Let plants simply go to seed and grow wherever they sprout
There are salesmen, and then there are super salesmen. George C. Parker actually sold the Brooklyn Bridge, not once but several times. Using his powers of persuasion and elaborate forged documents he also sold the Statue of Liberty, the Metropolitan Museum of Art, and even Grant's Tomb.
The pitch was that the buyer could make a fortune by charging tolls on the Brooklyn Bridge. Sadly, many of his victims actually tried setting up toll booths or admission booths for the monuments.
In gardening, something that sounds too good to be true is actually true: crops that not only grow and produce, but self-seed so you don't have to replant them every year. These crops go to seed and sprout anew year after year. The secret, of course, is to let your plants flower and go to seed.
The biggest challenge is simply recognizing the baby seedlings of the herbs, vegetables and annual flowers, so you don't mistake them for weeds and dig them out.
Because they grow entirely outdoors, these seedlings are very hardy and already acclimated to your garden, so should you want to move them, they are very resilient.
Besides offering free plants, self-seeders provide forage for bees and other pollinators.
In the vegetable garden, self-seeding vegetables and herbs include arugula, basil, calendula, chamomile, cilantro, dill, breadseed poppies and New Zealand spinach.
For flowerbeds, famous self-seeders include nasturtiums, amaranth, bachelor's button (Centaurea cyanus), giant larkspur (Consolida ajacis), zinnias and cosmos (Cosmos bipinnatus), Gloriosa Daisy (Rudbeckia hirta) and Love-in-a-Mist (Nigella damascena).
You let plants simply go to seed and grow wherever they sprout, or you can help things along by gathering the seedpods and tossing them where you want future plants.
Among the easiest self-seeding crops are dill, radishes, arugula, cilantro, broccoli raab, pumpkins, winter squash, turnips and mustard. These will all ripen seeds the first year and reseed right up until frost.
Some crops, such as lettuce and leafy greens, you do not want to go to seed because once they flower, the leaves of the plant become bitter. What you can do is harvest all but a few of the lettuce or greens plants and leave a few to grow and go to seed. A single plant can often yield hundreds or thousands of seedlings.
Of course you can pick seed pods and save the seed yourself, but that kind of defeats the idea of self-sowing.
Although many of the seeds will land on rocks or be eaten, many more will survive winter and sprout in spring.
One drawback to self-seeding plants is that you end up growing the same varieties in the same location year after year. This is the opposite of crop rotation, so soil-borne diseases can build up and the soil itself will become poorer each season. If your tomatoes have blight and sow seeds, the new tomato seedlings will probably have blight too.

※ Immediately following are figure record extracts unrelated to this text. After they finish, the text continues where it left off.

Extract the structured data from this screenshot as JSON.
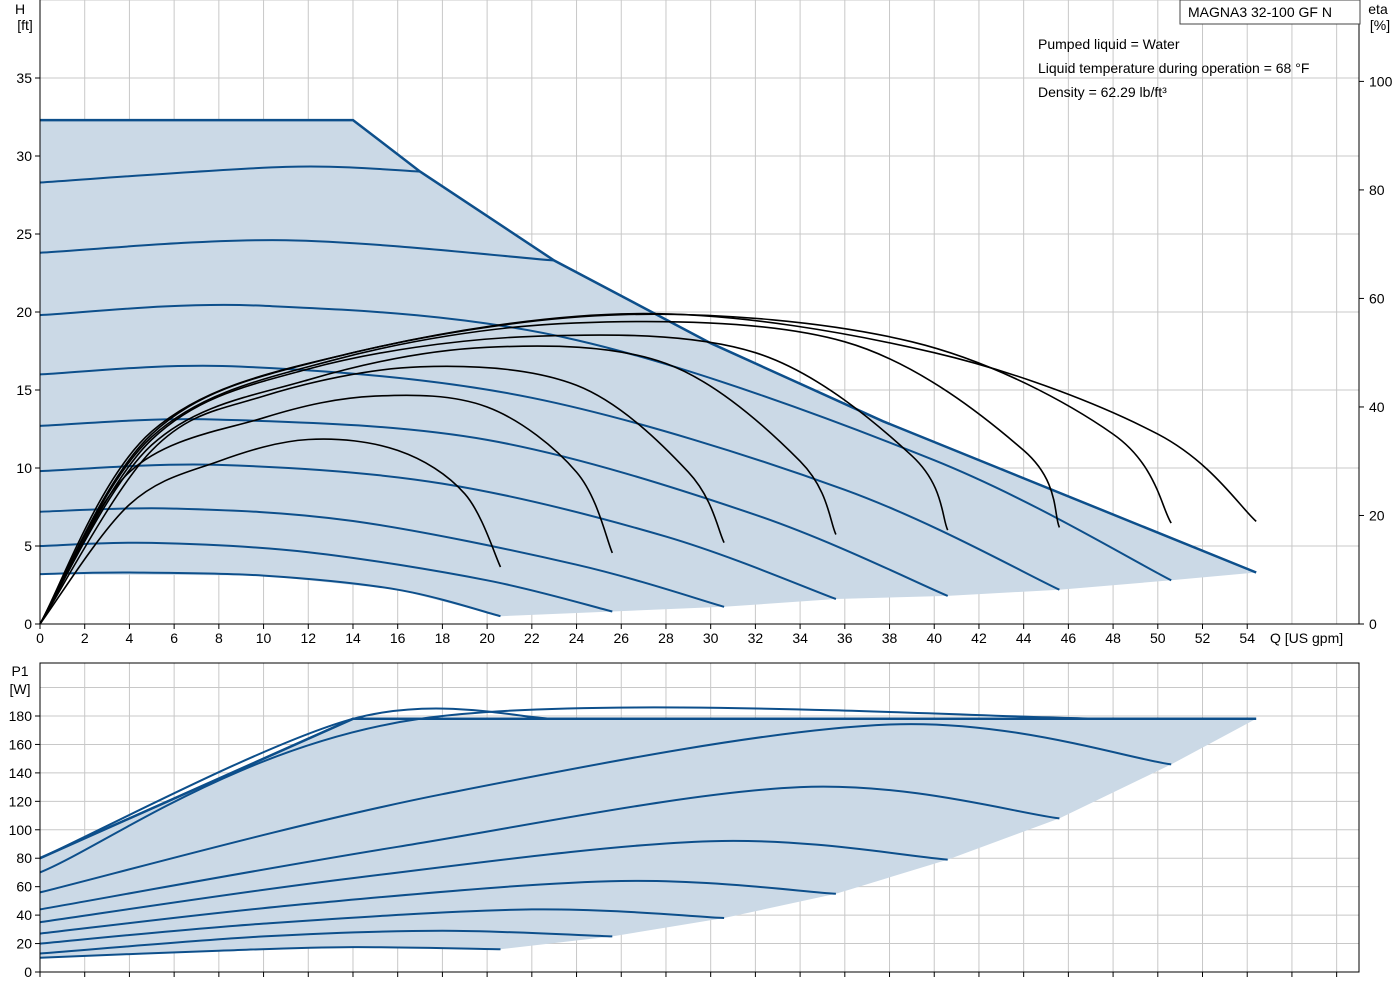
{
  "title_box": "MAGNA3 32-100 GF N",
  "info_lines": [
    "Pumped liquid = Water",
    "Liquid temperature during operation = 68 °F",
    "Density = 62.29 lb/ft³"
  ],
  "chart_data": [
    {
      "type": "line",
      "name": "head-efficiency",
      "ylabel": "H",
      "yunit": "[ft]",
      "y2label": "eta",
      "y2unit": "[%]",
      "xlabel": "Q [US gpm]",
      "xlim": [
        0,
        59
      ],
      "ylim": [
        0,
        40
      ],
      "y2lim": [
        0,
        115
      ],
      "xticks": [
        0,
        2,
        4,
        6,
        8,
        10,
        12,
        14,
        16,
        18,
        20,
        22,
        24,
        26,
        28,
        30,
        32,
        34,
        36,
        38,
        40,
        42,
        44,
        46,
        48,
        50,
        52,
        54
      ],
      "yticks": [
        0,
        5,
        10,
        15,
        20,
        25,
        30,
        35
      ],
      "y2ticks": [
        0,
        20,
        40,
        60,
        80,
        100
      ],
      "grid": true,
      "envelope": {
        "max_curve": [
          [
            0,
            32.3
          ],
          [
            14,
            32.3
          ],
          [
            17,
            29
          ],
          [
            23,
            23.3
          ],
          [
            30,
            18
          ],
          [
            37.7,
            13
          ],
          [
            54.4,
            3.3
          ]
        ],
        "min_curve_end": [
          [
            20.6,
            0.5
          ],
          [
            25.6,
            0.8
          ],
          [
            30.6,
            1.1
          ],
          [
            35.6,
            1.6
          ],
          [
            40.6,
            1.8
          ],
          [
            45.6,
            2.2
          ],
          [
            50.6,
            2.8
          ],
          [
            54.4,
            3.3
          ]
        ]
      },
      "head_curves": [
        {
          "points": [
            [
              0,
              3.2
            ],
            [
              4,
              3.3
            ],
            [
              10,
              3.1
            ],
            [
              16,
              2.2
            ],
            [
              20.6,
              0.5
            ]
          ]
        },
        {
          "points": [
            [
              0,
              5.0
            ],
            [
              5,
              5.2
            ],
            [
              12,
              4.6
            ],
            [
              20,
              2.8
            ],
            [
              25.6,
              0.8
            ]
          ]
        },
        {
          "points": [
            [
              0,
              7.2
            ],
            [
              6,
              7.4
            ],
            [
              14,
              6.6
            ],
            [
              24,
              3.8
            ],
            [
              30.6,
              1.1
            ]
          ]
        },
        {
          "points": [
            [
              0,
              9.8
            ],
            [
              8,
              10.2
            ],
            [
              18,
              9.0
            ],
            [
              28,
              5.6
            ],
            [
              35.6,
              1.6
            ]
          ]
        },
        {
          "points": [
            [
              0,
              12.7
            ],
            [
              8,
              13.1
            ],
            [
              20,
              11.8
            ],
            [
              32,
              7.0
            ],
            [
              40.6,
              1.8
            ]
          ]
        },
        {
          "points": [
            [
              0,
              16.0
            ],
            [
              9,
              16.5
            ],
            [
              22,
              14.5
            ],
            [
              36,
              8.6
            ],
            [
              45.6,
              2.2
            ]
          ]
        },
        {
          "points": [
            [
              0,
              19.8
            ],
            [
              10,
              20.4
            ],
            [
              24,
              18.2
            ],
            [
              40,
              10.5
            ],
            [
              50.6,
              2.8
            ]
          ]
        },
        {
          "points": [
            [
              0,
              23.8
            ],
            [
              11,
              24.6
            ],
            [
              23,
              23.3
            ]
          ]
        },
        {
          "points": [
            [
              0,
              28.3
            ],
            [
              11,
              29.3
            ],
            [
              17,
              29.0
            ]
          ]
        }
      ],
      "efficiency_curves": [
        {
          "points": [
            [
              0,
              0
            ],
            [
              4,
              22
            ],
            [
              8,
              30
            ],
            [
              12,
              34
            ],
            [
              16,
              32
            ],
            [
              19,
              24
            ],
            [
              20.6,
              10.5
            ]
          ]
        },
        {
          "points": [
            [
              0,
              0
            ],
            [
              4,
              28
            ],
            [
              10,
              38
            ],
            [
              15,
              42
            ],
            [
              20,
              40
            ],
            [
              24,
              28
            ],
            [
              25.6,
              13.1
            ]
          ]
        },
        {
          "points": [
            [
              0,
              0
            ],
            [
              5,
              32
            ],
            [
              10,
              42
            ],
            [
              17,
              47.4
            ],
            [
              24,
              44
            ],
            [
              29,
              28
            ],
            [
              30.6,
              15
            ]
          ]
        },
        {
          "points": [
            [
              0,
              0
            ],
            [
              5,
              33
            ],
            [
              12,
              45
            ],
            [
              20,
              51
            ],
            [
              28,
              48
            ],
            [
              34,
              30
            ],
            [
              35.6,
              16.5
            ]
          ]
        },
        {
          "points": [
            [
              0,
              0
            ],
            [
              5,
              34
            ],
            [
              12,
              47
            ],
            [
              22,
              53
            ],
            [
              32,
              50
            ],
            [
              39,
              31
            ],
            [
              40.6,
              17.3
            ]
          ]
        },
        {
          "points": [
            [
              0,
              0
            ],
            [
              5,
              34.5
            ],
            [
              13,
              48.5
            ],
            [
              24,
              55.5
            ],
            [
              36,
              52
            ],
            [
              44,
              32
            ],
            [
              45.6,
              17.8
            ]
          ]
        },
        {
          "points": [
            [
              0,
              0
            ],
            [
              5,
              35
            ],
            [
              13,
              49
            ],
            [
              26,
              57
            ],
            [
              39,
              52
            ],
            [
              48,
              35
            ],
            [
              50.6,
              18.6
            ]
          ]
        },
        {
          "points": [
            [
              0,
              0
            ],
            [
              5,
              35.5
            ],
            [
              14,
              50
            ],
            [
              27,
              57.2
            ],
            [
              40,
              50
            ],
            [
              50,
              35
            ],
            [
              54.4,
              18.9
            ]
          ]
        }
      ]
    },
    {
      "type": "line",
      "name": "power",
      "ylabel": "P1",
      "yunit": "[W]",
      "xlim": [
        0,
        59
      ],
      "ylim": [
        0,
        200
      ],
      "yticks": [
        0,
        20,
        40,
        60,
        80,
        100,
        120,
        140,
        160,
        180
      ],
      "grid": true,
      "envelope": {
        "max_curve": [
          [
            0,
            80
          ],
          [
            14,
            178
          ],
          [
            54.4,
            178
          ]
        ],
        "min_curve_end": [
          [
            20.6,
            16
          ],
          [
            25.6,
            25
          ],
          [
            30.6,
            38
          ],
          [
            35.6,
            55
          ],
          [
            40.6,
            79
          ],
          [
            45.6,
            108
          ],
          [
            50.6,
            146
          ],
          [
            54.4,
            178
          ]
        ]
      },
      "power_curves": [
        {
          "points": [
            [
              0,
              10
            ],
            [
              8,
              15
            ],
            [
              14,
              17.5
            ],
            [
              20.6,
              16
            ]
          ]
        },
        {
          "points": [
            [
              0,
              13
            ],
            [
              10,
              25
            ],
            [
              18,
              29
            ],
            [
              25.6,
              25
            ]
          ]
        },
        {
          "points": [
            [
              0,
              20
            ],
            [
              10,
              34
            ],
            [
              22,
              44
            ],
            [
              30.6,
              38
            ]
          ]
        },
        {
          "points": [
            [
              0,
              27
            ],
            [
              12,
              48
            ],
            [
              26,
              64
            ],
            [
              35.6,
              55
            ]
          ]
        },
        {
          "points": [
            [
              0,
              35
            ],
            [
              14,
              66
            ],
            [
              30,
              92
            ],
            [
              40.6,
              79
            ]
          ]
        },
        {
          "points": [
            [
              0,
              44
            ],
            [
              16,
              88
            ],
            [
              34,
              130
            ],
            [
              45.6,
              108
            ]
          ]
        },
        {
          "points": [
            [
              0,
              56
            ],
            [
              18,
              125
            ],
            [
              38,
              174
            ],
            [
              50.6,
              146
            ]
          ]
        },
        {
          "points": [
            [
              0,
              70
            ],
            [
              17,
              178
            ],
            [
              48,
              178
            ]
          ]
        },
        {
          "points": [
            [
              0,
              80
            ],
            [
              14,
              178
            ],
            [
              23,
              178
            ]
          ]
        }
      ]
    }
  ],
  "colors": {
    "curve": "#0d4f8b",
    "fill": "#cbd9e6",
    "grid": "#c8c8c8",
    "efficiency": "#000000"
  }
}
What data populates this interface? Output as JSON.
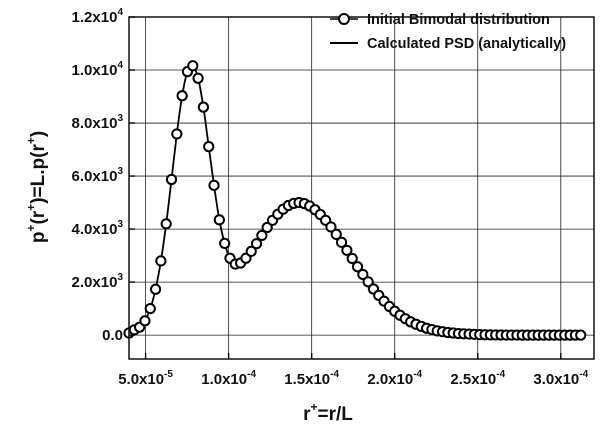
{
  "chart_data": {
    "type": "line",
    "xlabel": {
      "base": "r",
      "sup": "+",
      "rest": "=r/L"
    },
    "ylabel": {
      "parts": [
        "p",
        "+",
        "(r",
        "+",
        ")=L.p(r",
        "+",
        ")"
      ]
    },
    "xlim": [
      4e-05,
      0.00032
    ],
    "ylim": [
      -900,
      12000
    ],
    "grid": true,
    "x_ticks": [
      {
        "value": 5e-05,
        "mantissa": "5.0x10",
        "exp": "-5"
      },
      {
        "value": 0.0001,
        "mantissa": "1.0x10",
        "exp": "-4"
      },
      {
        "value": 0.00015,
        "mantissa": "1.5x10",
        "exp": "-4"
      },
      {
        "value": 0.0002,
        "mantissa": "2.0x10",
        "exp": "-4"
      },
      {
        "value": 0.00025,
        "mantissa": "2.5x10",
        "exp": "-4"
      },
      {
        "value": 0.0003,
        "mantissa": "3.0x10",
        "exp": "-4"
      }
    ],
    "y_ticks": [
      {
        "value": 0,
        "mantissa": "0.0",
        "exp": ""
      },
      {
        "value": 2000,
        "mantissa": "2.0x10",
        "exp": "3"
      },
      {
        "value": 4000,
        "mantissa": "4.0x10",
        "exp": "3"
      },
      {
        "value": 6000,
        "mantissa": "6.0x10",
        "exp": "3"
      },
      {
        "value": 8000,
        "mantissa": "8.0x10",
        "exp": "3"
      },
      {
        "value": 10000,
        "mantissa": "1.0x10",
        "exp": "4"
      },
      {
        "value": 12000,
        "mantissa": "1.2x10",
        "exp": "4"
      }
    ],
    "legend_position": "top-right",
    "series": [
      {
        "name": "Initial Bimodal distribution",
        "style": "open-circle-markers",
        "x": [
          4e-05,
          4.32e-05,
          4.64e-05,
          4.96e-05,
          5.28e-05,
          5.6e-05,
          5.92e-05,
          6.24e-05,
          6.56e-05,
          6.88e-05,
          7.2e-05,
          7.52e-05,
          7.84e-05,
          8.16e-05,
          8.48e-05,
          8.8e-05,
          9.12e-05,
          9.44e-05,
          9.76e-05,
          0.0001008,
          0.000104,
          0.0001072,
          0.0001104,
          0.0001136,
          0.0001168,
          0.00012,
          0.0001232,
          0.0001264,
          0.0001296,
          0.0001328,
          0.000136,
          0.0001392,
          0.0001424,
          0.0001456,
          0.0001488,
          0.000152,
          0.0001552,
          0.0001584,
          0.0001616,
          0.0001648,
          0.000168,
          0.0001712,
          0.0001744,
          0.0001776,
          0.0001808,
          0.000184,
          0.0001872,
          0.0001904,
          0.0001936,
          0.0001968,
          0.0002,
          0.0002032,
          0.0002064,
          0.0002096,
          0.0002128,
          0.000216,
          0.0002192,
          0.0002224,
          0.0002256,
          0.0002288,
          0.000232,
          0.0002352,
          0.0002384,
          0.0002416,
          0.0002448,
          0.000248,
          0.0002512,
          0.0002544,
          0.0002576,
          0.0002608,
          0.000264,
          0.0002672,
          0.0002704,
          0.0002736,
          0.0002768,
          0.00028,
          0.0002832,
          0.0002864,
          0.0002896,
          0.0002928,
          0.000296,
          0.0002992,
          0.0003024,
          0.0003056,
          0.0003088,
          0.000312
        ],
        "y": [
          80,
          200,
          300,
          540,
          1000,
          1730,
          2800,
          4200,
          5870,
          7590,
          9030,
          9940,
          10160,
          9690,
          8600,
          7110,
          5650,
          4350,
          3460,
          2900,
          2680,
          2720,
          2900,
          3160,
          3450,
          3760,
          4060,
          4330,
          4560,
          4750,
          4890,
          4970,
          5000,
          4960,
          4870,
          4730,
          4550,
          4330,
          4080,
          3800,
          3500,
          3200,
          2890,
          2580,
          2290,
          2010,
          1740,
          1500,
          1280,
          1080,
          900,
          750,
          620,
          500,
          410,
          330,
          260,
          210,
          160,
          130,
          100,
          80,
          60,
          50,
          40,
          30,
          20,
          15,
          10,
          8,
          5,
          3,
          2,
          2,
          1,
          1,
          0,
          0,
          0,
          0,
          0,
          0,
          0,
          0,
          0,
          0
        ]
      },
      {
        "name": "Calculated PSD (analytically)",
        "style": "solid-line"
      }
    ]
  }
}
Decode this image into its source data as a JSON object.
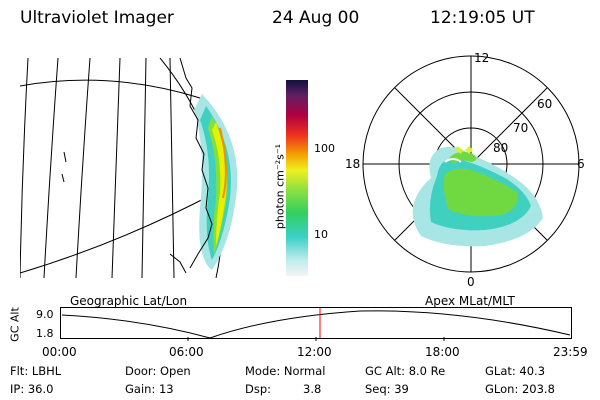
{
  "header": {
    "instrument": "Ultraviolet Imager",
    "date": "24 Aug 00",
    "time": "12:19:05 UT"
  },
  "colorbar": {
    "unit_label": "photon cm⁻²s⁻¹",
    "tick_100": "100",
    "tick_10": "10"
  },
  "polar_plot": {
    "mlt_labels": {
      "noon": "12",
      "dusk": "18",
      "dawn": "6",
      "midnight": "0"
    },
    "lat_labels": [
      "60",
      "70",
      "80"
    ]
  },
  "timeline": {
    "left_title": "Geographic Lat/Lon",
    "right_title": "Apex MLat/MLT",
    "ylabel": "GC Alt",
    "y_max": "9.0",
    "y_min": "1.8",
    "x_ticks": [
      "00:00",
      "06:00",
      "12:00",
      "18:00",
      "23:59"
    ],
    "marker_color": "#ff0000"
  },
  "info": {
    "row1": [
      "Flt: LBHL",
      "Door: Open",
      "Mode: Normal",
      "GC Alt: 8.0 Re",
      "GLat:  40.3"
    ],
    "row2": [
      "IP: 36.0",
      "Gain: 13",
      "Dsp:",
      "3.8",
      "Seq: 39",
      "GLon: 203.8"
    ]
  }
}
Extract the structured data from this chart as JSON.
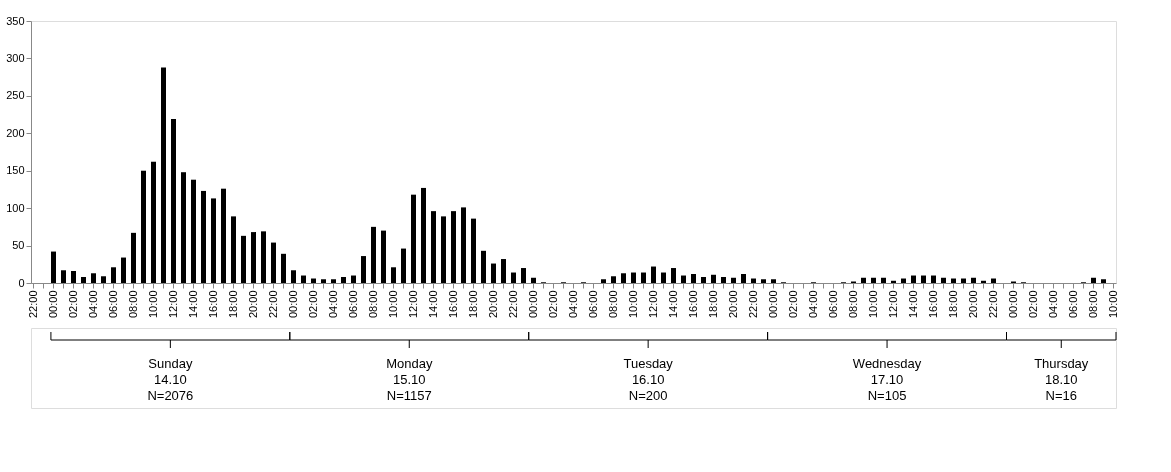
{
  "chart_data": {
    "type": "bar",
    "color": "#000000",
    "categories": [
      "22:00",
      null,
      "00:00",
      null,
      "02:00",
      null,
      "04:00",
      null,
      "06:00",
      null,
      "08:00",
      null,
      "10:00",
      null,
      "12:00",
      null,
      "14:00",
      null,
      "16:00",
      null,
      "18:00",
      null,
      "20:00",
      null,
      "22:00",
      null,
      "00:00",
      null,
      "02:00",
      null,
      "04:00",
      null,
      "06:00",
      null,
      "08:00",
      null,
      "10:00",
      null,
      "12:00",
      null,
      "14:00",
      null,
      "16:00",
      null,
      "18:00",
      null,
      "20:00",
      null,
      "22:00",
      null,
      "00:00",
      null,
      "02:00",
      null,
      "04:00",
      null,
      "06:00",
      null,
      "08:00",
      null,
      "10:00",
      null,
      "12:00",
      null,
      "14:00",
      null,
      "16:00",
      null,
      "18:00",
      null,
      "20:00",
      null,
      "22:00",
      null,
      "00:00",
      null,
      "02:00",
      null,
      "04:00",
      null,
      "06:00",
      null,
      "08:00",
      null,
      "10:00",
      null,
      "12:00",
      null,
      "14:00",
      null,
      "16:00",
      null,
      "18:00",
      null,
      "20:00",
      null,
      "22:00",
      null,
      "00:00",
      null,
      "02:00",
      null,
      "04:00",
      null,
      "06:00",
      null,
      "08:00",
      null,
      "10:00"
    ],
    "values": [
      0,
      0,
      42,
      17,
      16,
      8,
      13,
      9,
      21,
      34,
      67,
      150,
      162,
      288,
      219,
      148,
      138,
      123,
      113,
      126,
      89,
      63,
      68,
      69,
      54,
      39,
      17,
      10,
      6,
      5,
      5,
      8,
      10,
      36,
      75,
      70,
      21,
      46,
      118,
      127,
      96,
      89,
      96,
      101,
      86,
      43,
      26,
      32,
      14,
      20,
      7,
      1,
      0,
      1,
      0,
      1,
      0,
      5,
      9,
      13,
      14,
      14,
      22,
      14,
      20,
      10,
      12,
      8,
      11,
      8,
      7,
      12,
      6,
      5,
      5,
      1,
      0,
      0,
      1,
      0,
      0,
      1,
      2,
      7,
      7,
      7,
      3,
      6,
      10,
      10,
      10,
      7,
      6,
      6,
      7,
      3,
      6,
      0,
      2,
      1,
      0,
      0,
      0,
      0,
      0,
      1,
      7,
      5,
      0
    ],
    "ylim": [
      0,
      350
    ],
    "yticks": [
      0,
      50,
      100,
      150,
      200,
      250,
      300,
      350
    ],
    "grid": false,
    "annotations": [
      "Sunday\n14.10\nN=2076",
      "Monday\n15.10\nN=1157",
      "Tuesday\n16.10\nN=200",
      "Wednesday\n17.10\nN=105",
      "Thursday\n18.10\nN=16"
    ]
  }
}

Also, only open-pollinated plants will self-seed. Hybrids that self-seed will not be the same as the parent plants.
In the garden as in life, you really can get too much of a good thing. Some plants self-seed so well they can almost become invasive. These super seeders include borage, chives, fennel and lemon balm.
Plant some self-seeders and you will have a continuous supply of flowers and vegetables without planting over and over. Of course, you won't have a tidy all-in-a-row garden, and if it almost sounds too good to be true, perhaps you would like to buy a bridge in Brooklyn. For you, half price.